As at 30 September 2021, the Group’s CET-1 ratio is 16.1%, Tier 1 ratio is 18.1% and CAR is 19.2%.
- Retail Banking and Wealth Management (RBWM) had a record quarter for retail financing products, with credit cards and personal loans well above pre-pandemic levels.
- Strong business momentum al low-cost CASA & fee income continue to grow
- Balance sheet growth providing resilience against low interest rate impact on segment
- 98% of all transactions are outside the branch with 78% of RBWM customers now digitally active
- The Expo 2020 Dubai branch was opened, featuring a Future Banking space, showcasing the Group’s pioneering vision for the future of global banking
- Corporate and Institutional Banking (C&IB) partnered with major Government entities and key Corporates to successfully deliver automated and digitized platforms.
- Falling interest rate impact partly off-set by growth in non-funded income on improved cross-sell
- New loan origination, with good credit quality, substantially covered contractual repayments
- Significant CASA growth helped efficiently manage liquidity cost
- EmCap successfully continues to lead ESG transactions in the region
- Global Markets and Treasury (GM&T) delivered a solid performance for the nine months ending Sep-21 with net interest income improving by 56%, driven by an increase in net interest income from hedging and banking book investments.
- The Group Funding desk issued USD 2.2 billion of Private Placements with maturities out to 20 years, a USD 750 million 5-year public senior issuance, USD 750 million of Additional Tier 1 notes and helped the Group issue a USD 1.75 billion 3-year ESG-linked syndicated loan
- GM&T successfully issued the Group’s first Alternative Reference Rate Note, demonstrating its readiness for the global transition to new indices
- Emirates Islamic’s net profit grew to AED 804 million on higher non-funded income and lower impairment allowances
- DenizBank’s income of AED 4,900 million represents 28% of Group income. DenizBank contributed AED 1,518 million or 21% to Group’s profit with AED 125 billion of assets representing 18% of total Group assets
- India branch received approval to expand its network with two further branches in Gurugram and Chennai
The outlook for the UAE economy is positive, with Expo 2020 Dubai predicted to boost domestic demand and the easing of travel restrictions in key markets expected to support the recovery in tourism and hospitality. Emirates NBD Research expects the non-oil economy to grow by 3.5% this year, and revised their forecast for headline GDP growth up to 1.9% from 1.5% previously on the back of higher oil production.

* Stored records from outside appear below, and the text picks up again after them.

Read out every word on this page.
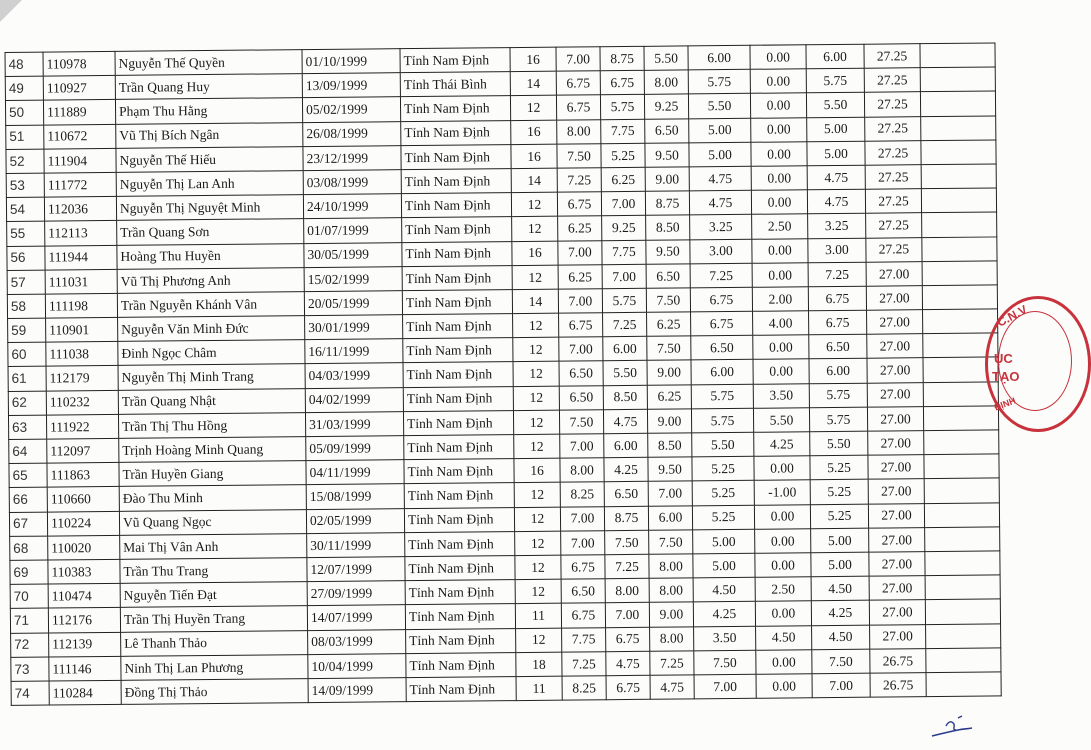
48	110978	Nguyễn Thế Quyền	01/10/1999	Tỉnh Nam Định	16	7.00	8.75	5.50	6.00	0.00	6.00	27.25	
49	110927	Trần Quang Huy	13/09/1999	Tỉnh Thái Bình	14	6.75	6.75	8.00	5.75	0.00	5.75	27.25	
50	111889	Phạm Thu Hằng	05/02/1999	Tỉnh Nam Định	12	6.75	5.75	9.25	5.50	0.00	5.50	27.25	
51	110672	Vũ Thị Bích Ngân	26/08/1999	Tỉnh Nam Định	16	8.00	7.75	6.50	5.00	0.00	5.00	27.25	
52	111904	Nguyễn Thế Hiếu	23/12/1999	Tỉnh Nam Định	16	7.50	5.25	9.50	5.00	0.00	5.00	27.25	
53	111772	Nguyễn Thị Lan Anh	03/08/1999	Tỉnh Nam Định	14	7.25	6.25	9.00	4.75	0.00	4.75	27.25	
54	112036	Nguyễn Thị Nguyệt Minh	24/10/1999	Tỉnh Nam Định	12	6.75	7.00	8.75	4.75	0.00	4.75	27.25	
55	112113	Trần Quang Sơn	01/07/1999	Tỉnh Nam Định	12	6.25	9.25	8.50	3.25	2.50	3.25	27.25	
56	111944	Hoàng Thu Huyền	30/05/1999	Tỉnh Nam Định	16	7.00	7.75	9.50	3.00	0.00	3.00	27.25	
57	111031	Vũ Thị Phương Anh	15/02/1999	Tỉnh Nam Định	12	6.25	7.00	6.50	7.25	0.00	7.25	27.00	
58	111198	Trần Nguyễn Khánh Vân	20/05/1999	Tỉnh Nam Định	14	7.00	5.75	7.50	6.75	2.00	6.75	27.00	
59	110901	Nguyễn Văn Minh Đức	30/01/1999	Tỉnh Nam Định	12	6.75	7.25	6.25	6.75	4.00	6.75	27.00	
60	111038	Đinh Ngọc Châm	16/11/1999	Tỉnh Nam Định	12	7.00	6.00	7.50	6.50	0.00	6.50	27.00	
61	112179	Nguyễn Thị Minh Trang	04/03/1999	Tỉnh Nam Định	12	6.50	5.50	9.00	6.00	0.00	6.00	27.00	
62	110232	Trần Quang Nhật	04/02/1999	Tỉnh Nam Định	12	6.50	8.50	6.25	5.75	3.50	5.75	27.00	
63	111922	Trần Thị Thu Hồng	31/03/1999	Tỉnh Nam Định	12	7.50	4.75	9.00	5.75	5.50	5.75	27.00	
64	112097	Trịnh Hoàng Minh Quang	05/09/1999	Tỉnh Nam Định	12	7.00	6.00	8.50	5.50	4.25	5.50	27.00	
65	111863	Trần Huyền Giang	04/11/1999	Tỉnh Nam Định	16	8.00	4.25	9.50	5.25	0.00	5.25	27.00	
66	110660	Đào Thu Minh	15/08/1999	Tỉnh Nam Định	12	8.25	6.50	7.00	5.25	-1.00	5.25	27.00	
67	110224	Vũ Quang Ngọc	02/05/1999	Tỉnh Nam Định	12	7.00	8.75	6.00	5.25	0.00	5.25	27.00	
68	110020	Mai Thị Vân Anh	30/11/1999	Tỉnh Nam Định	12	7.00	7.50	7.50	5.00	0.00	5.00	27.00	
69	110383	Trần Thu Trang	12/07/1999	Tỉnh Nam Định	12	6.75	7.25	8.00	5.00	0.00	5.00	27.00	
70	110474	Nguyễn Tiến Đạt	27/09/1999	Tỉnh Nam Định	12	6.50	8.00	8.00	4.50	2.50	4.50	27.00	
71	112176	Trần Thị Huyền Trang	14/07/1999	Tỉnh Nam Định	11	6.75	7.00	9.00	4.25	0.00	4.25	27.00	
72	112139	Lê Thanh Thảo	08/03/1999	Tỉnh Nam Định	12	7.75	6.75	8.00	3.50	4.50	4.50	27.00	
73	111146	Ninh Thị Lan Phương	10/04/1999	Tỉnh Nam Định	18	7.25	4.75	7.25	7.50	0.00	7.50	26.75	
74	110284	Đồng Thị Thảo	14/09/1999	Tỉnh Nam Định	11	8.25	6.75	4.75	7.00	0.00	7.00	26.75	
C.N.V
ỤC
TẠO
ĐỊNH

The Kingdom of Saudi Arabia’s economy is also expected to benefit from increased oil output in the coming months, and GDP is forecast to grow by 2.5% in 2021. Higher oil prices will help reduce the budget deficit to just 1.1% of GDP this year, and a number of initiatives have been announced to boost domestic investment.
The Egyptian economy has held up well in the face of the global pandemic, making it one of the few countries in the world to register positive GDP growth in 2020. While GDP growth slowed to 3.3% in the fiscal year ended June 2021, it is expected to accelerate to 5.3% next year.
Turkey also posted positive GDP growth in 2020, and the market expects growth to accelerate to 8.5% this year. However, inflation uncertainty may continue to weigh on the Lira.